I closed my eyes and lowered my head, pinching the bridge of my nose between thumb and forefinger. “All right. Thanks.”
“Don’t mention it,” Kade said, obviously pleased to help. The boys couldn’t tell me anything that would unfairly unbalance the Zodiac, but it wasn’t as if there wasn’t anything in here I wouldn’t eventually discover for myself. I could read all the Shadow manuals; it was just a matter of time, and of looking in the right place. It would help to have a few extra pairs of eyes on the manuals…and on Jasmine. “Do you want us to send Jas back?”
“Yeah,” said Dylan, patting his jeans pocket. “I brought a Taser in today. I could prod her skinny ass down the tunnel.”
“No. That’s okay, I have it covered,” I said, shaking my head free of the image. The two boys left, I heard them scuffling with Douglas in the hallway, their voices growing fainter as they returned to the shop, and I tucked the manual in my bag without looking at it again. I’d find a way to fix Li without killing her older sister. Maybe what I was going to do next would help, I thought, pulling out my mask. But I didn’t want to risk further injury to Li if the Tulpa injured me through Jasmine’s aura again. I’d just have to trust the mask I was donning now would do its job. So I slipped it over my eyes, and began envisioning the Tulpa crossing the threshold across from me.
16
“The last time I saw you,” I said to the Shadow agent who entered the storeroom, “You were hemmed in by a bunch of children who were using you as an electric pincushion.”

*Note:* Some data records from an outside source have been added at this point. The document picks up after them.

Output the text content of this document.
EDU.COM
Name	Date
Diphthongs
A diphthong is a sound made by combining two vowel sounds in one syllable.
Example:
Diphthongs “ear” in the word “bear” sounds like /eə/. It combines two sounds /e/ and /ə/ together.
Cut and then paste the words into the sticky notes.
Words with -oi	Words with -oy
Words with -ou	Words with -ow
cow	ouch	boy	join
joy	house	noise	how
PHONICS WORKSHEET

Zell Trexler didn’t know I was there, and if my voice hadn’t caused him to jump and nearly fumble the ax he’d drawn in the adjoining hallway, the words would have. Though a senior Shadow agent, Zell was afraid of me. Or at least very wary. The first time we’d met he’d been absolutely certain his leader, the Tulpa, knew all. But the Tulpa hadn’t known of my existence, and Zell had been further blindsided two months later when it was prophesied that if the third sign of the Zodiac came to pass, he would die at the Kairos’s hands. My hands. I knew this because of my ability to read the Shadow manuals, so even though Master Comics was a designated safe zone, he still blanched when he saw me striding his way. I anticipated his instinctive reaction to run, and shifted my eyes to the threshold, throwing up a wall to block his path.
The Shadow Scorpio nearly peed his pants. “You can’t hurt me here!” From the nerves straining his vocal cords, it sounded more like he was trying to convince himself.
“Then why are you backing away?”
“What do you want?” He put a cart with all the latest manuals between us, the glyph on his chest sparking to life despite the lack of danger. His cheekbones pressed against the thinning skin of his face, an aggressive reflex to fear, like a cobra’s flaring hood.
“A sense of purpose, enthusiasm for my work, and a good retirement plan,” I told him, leaning against an aisle divider. “What about you?”
He smirked, licking his lips as he visibly calmed, though that also could’ve been because I was talking and not shooting. “What do you want?” he repeated more coolly.